Маньчжурская принцесса | Страница: 43

  • Georgia
  • Verdana
  • Tahoma
  • Symbol
  • Arial
16
px

– У меня он уже есть! – сказала генеральша обиженным тоном.

Видя удивление молодой женщины, она призналась, что сумела его найти и уже звонила два или три раза, делая вид, что ошиблась номером, ради одного только удовольствия услышать голос своего сына...

Это простодушное признание тронуло Орхидею, она обняла и поцеловала ее.

– Я вас очень люблю и уверена, что Эдуард был бы счастлив назвать вас своей матерью. Он бы вас полюбил... А теперь не надо печалиться! Я уверена, что мы скоро увидимся...

– Пройдет несколько дней, и я вернусь, но вы должны беречь себя...

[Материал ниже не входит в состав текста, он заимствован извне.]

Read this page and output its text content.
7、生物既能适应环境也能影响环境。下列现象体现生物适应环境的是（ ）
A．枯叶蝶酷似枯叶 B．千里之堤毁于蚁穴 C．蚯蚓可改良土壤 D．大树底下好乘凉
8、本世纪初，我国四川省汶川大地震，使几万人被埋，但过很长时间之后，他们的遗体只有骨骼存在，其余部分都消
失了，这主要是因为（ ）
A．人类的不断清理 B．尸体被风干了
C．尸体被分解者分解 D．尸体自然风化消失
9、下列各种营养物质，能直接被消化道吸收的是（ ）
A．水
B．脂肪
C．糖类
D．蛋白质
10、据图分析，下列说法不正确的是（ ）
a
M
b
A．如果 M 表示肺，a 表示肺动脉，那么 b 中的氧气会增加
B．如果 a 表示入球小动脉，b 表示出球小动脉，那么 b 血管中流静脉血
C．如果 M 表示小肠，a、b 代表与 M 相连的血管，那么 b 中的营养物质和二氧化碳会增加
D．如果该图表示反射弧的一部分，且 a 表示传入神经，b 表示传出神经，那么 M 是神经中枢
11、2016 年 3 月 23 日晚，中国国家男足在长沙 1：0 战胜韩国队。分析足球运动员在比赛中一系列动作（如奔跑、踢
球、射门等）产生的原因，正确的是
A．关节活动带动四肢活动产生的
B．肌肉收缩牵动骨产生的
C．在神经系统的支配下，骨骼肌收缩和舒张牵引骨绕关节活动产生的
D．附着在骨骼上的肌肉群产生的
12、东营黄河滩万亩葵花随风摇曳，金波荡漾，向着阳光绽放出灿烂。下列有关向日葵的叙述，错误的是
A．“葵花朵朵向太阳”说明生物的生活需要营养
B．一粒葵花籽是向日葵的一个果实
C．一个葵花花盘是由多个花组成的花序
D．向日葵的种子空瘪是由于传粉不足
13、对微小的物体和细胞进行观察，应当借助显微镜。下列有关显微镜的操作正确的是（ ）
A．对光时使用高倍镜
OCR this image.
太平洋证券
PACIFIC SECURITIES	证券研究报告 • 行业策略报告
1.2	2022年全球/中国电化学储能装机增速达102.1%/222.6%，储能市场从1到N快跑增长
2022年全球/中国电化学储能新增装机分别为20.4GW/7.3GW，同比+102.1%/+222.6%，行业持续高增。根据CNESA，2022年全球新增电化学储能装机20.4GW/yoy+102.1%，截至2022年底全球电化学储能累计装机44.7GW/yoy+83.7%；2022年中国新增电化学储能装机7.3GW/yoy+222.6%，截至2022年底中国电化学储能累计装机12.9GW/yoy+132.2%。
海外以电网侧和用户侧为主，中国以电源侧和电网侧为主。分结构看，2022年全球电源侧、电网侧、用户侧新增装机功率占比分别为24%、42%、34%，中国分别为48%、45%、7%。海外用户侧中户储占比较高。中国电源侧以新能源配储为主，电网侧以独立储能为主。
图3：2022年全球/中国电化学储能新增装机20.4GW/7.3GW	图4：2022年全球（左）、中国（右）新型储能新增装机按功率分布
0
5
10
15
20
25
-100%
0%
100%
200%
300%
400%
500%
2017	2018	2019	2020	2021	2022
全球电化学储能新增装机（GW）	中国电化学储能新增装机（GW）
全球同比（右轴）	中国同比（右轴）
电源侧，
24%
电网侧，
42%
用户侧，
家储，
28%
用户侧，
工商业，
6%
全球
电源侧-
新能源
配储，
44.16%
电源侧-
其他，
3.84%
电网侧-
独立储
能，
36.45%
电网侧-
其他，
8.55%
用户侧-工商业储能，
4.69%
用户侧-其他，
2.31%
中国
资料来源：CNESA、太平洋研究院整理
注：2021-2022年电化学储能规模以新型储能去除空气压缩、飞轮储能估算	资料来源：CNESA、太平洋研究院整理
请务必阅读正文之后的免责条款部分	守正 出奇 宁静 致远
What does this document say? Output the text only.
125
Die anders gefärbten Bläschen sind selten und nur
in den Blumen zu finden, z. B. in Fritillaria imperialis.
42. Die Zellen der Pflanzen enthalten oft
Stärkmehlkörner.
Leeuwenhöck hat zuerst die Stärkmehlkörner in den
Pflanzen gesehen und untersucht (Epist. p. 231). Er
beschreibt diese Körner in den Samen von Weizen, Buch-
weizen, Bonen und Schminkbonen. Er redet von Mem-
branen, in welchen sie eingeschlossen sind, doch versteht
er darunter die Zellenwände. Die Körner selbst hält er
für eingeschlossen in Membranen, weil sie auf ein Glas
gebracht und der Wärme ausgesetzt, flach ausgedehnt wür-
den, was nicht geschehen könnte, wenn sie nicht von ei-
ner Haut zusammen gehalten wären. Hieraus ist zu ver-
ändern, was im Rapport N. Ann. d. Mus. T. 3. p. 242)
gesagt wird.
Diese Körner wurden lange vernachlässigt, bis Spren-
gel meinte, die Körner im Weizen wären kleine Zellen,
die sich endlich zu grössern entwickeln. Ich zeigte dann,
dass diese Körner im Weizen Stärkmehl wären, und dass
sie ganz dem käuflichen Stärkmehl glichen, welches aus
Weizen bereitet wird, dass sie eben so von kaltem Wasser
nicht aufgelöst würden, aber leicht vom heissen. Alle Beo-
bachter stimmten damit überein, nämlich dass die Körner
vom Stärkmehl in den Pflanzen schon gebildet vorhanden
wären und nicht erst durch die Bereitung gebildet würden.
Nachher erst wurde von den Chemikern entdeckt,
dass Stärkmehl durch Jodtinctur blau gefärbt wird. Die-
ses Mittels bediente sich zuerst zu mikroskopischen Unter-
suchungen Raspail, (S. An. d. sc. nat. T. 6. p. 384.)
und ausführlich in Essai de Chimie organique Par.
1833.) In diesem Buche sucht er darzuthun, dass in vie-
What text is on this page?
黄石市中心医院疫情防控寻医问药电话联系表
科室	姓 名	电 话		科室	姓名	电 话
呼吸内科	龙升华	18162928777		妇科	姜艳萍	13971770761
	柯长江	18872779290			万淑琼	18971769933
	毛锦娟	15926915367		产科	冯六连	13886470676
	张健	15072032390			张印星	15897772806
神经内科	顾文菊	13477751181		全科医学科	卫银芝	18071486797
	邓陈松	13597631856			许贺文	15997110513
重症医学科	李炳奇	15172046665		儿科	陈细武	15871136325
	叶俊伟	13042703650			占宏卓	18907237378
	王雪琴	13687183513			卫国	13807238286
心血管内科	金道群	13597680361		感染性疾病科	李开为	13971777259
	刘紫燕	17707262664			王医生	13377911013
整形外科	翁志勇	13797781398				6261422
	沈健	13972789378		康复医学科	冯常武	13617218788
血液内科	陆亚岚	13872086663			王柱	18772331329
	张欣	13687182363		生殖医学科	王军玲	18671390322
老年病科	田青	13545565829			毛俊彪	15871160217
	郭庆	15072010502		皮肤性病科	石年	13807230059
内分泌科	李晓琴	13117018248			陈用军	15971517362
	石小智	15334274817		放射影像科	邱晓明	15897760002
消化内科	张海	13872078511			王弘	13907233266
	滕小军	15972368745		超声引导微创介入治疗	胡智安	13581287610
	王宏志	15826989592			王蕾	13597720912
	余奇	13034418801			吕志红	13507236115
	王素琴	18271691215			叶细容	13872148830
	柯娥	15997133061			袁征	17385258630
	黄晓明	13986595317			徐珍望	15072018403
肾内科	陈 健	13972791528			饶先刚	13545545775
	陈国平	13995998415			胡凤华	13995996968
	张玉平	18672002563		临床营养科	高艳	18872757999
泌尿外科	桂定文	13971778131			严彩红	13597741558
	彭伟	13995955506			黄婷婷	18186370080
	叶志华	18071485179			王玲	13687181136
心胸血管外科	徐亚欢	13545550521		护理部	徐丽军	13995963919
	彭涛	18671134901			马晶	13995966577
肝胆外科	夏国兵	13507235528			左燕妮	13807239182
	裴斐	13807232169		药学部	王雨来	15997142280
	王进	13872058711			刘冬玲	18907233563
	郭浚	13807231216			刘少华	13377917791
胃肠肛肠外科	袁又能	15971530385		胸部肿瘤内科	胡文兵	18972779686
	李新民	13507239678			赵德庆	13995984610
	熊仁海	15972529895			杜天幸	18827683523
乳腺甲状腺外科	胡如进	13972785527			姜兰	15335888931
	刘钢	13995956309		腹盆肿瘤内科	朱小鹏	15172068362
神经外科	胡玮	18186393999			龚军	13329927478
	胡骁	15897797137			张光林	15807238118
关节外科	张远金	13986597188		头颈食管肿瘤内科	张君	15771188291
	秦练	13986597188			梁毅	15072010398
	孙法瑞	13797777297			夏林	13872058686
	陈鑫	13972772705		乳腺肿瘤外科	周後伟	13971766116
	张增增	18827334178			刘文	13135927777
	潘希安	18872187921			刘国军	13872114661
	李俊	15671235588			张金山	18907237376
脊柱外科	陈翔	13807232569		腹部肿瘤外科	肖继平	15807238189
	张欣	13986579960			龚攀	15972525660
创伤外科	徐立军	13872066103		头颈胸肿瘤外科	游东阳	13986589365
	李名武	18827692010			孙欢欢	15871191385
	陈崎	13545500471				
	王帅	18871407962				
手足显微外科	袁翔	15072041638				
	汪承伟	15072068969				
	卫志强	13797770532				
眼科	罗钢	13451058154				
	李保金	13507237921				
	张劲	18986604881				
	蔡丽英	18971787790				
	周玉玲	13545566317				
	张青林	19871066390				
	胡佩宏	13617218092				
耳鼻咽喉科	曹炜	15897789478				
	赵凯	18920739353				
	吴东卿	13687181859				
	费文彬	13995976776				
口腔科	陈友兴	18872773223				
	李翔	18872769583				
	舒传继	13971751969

– Можете об этом не беспокоиться...

В это время Жюль Фромантен, консьерж из дома Бланшаров на авеню Веласкес, жил в постоянном страхе, с тех пор как, выйдя рано утром убирать снег на тротуаре, он наткнулся на труп Люсьена Муре. Труп был так страшно обезображен, что Жюль, забыв о всяких приличиях, уронил на тротуар свой кофе с молоком и бутерброды. Снова приехала полиция и стала задавать вопросы, на которые он мог ответить лишь только то, что знал: Муре ушел накануне в бистро на площади Терн, и больше его не видели... И что жена его очень волновалась. А затем, и это было самым страшным, жена, увидев эту жуткую картину, завыла, словно корабельная сирена, и так сильно, что ее не могли остановить. Пришлось ее связать и заткнуть рот, чтобы посадить в карету скорой помощи.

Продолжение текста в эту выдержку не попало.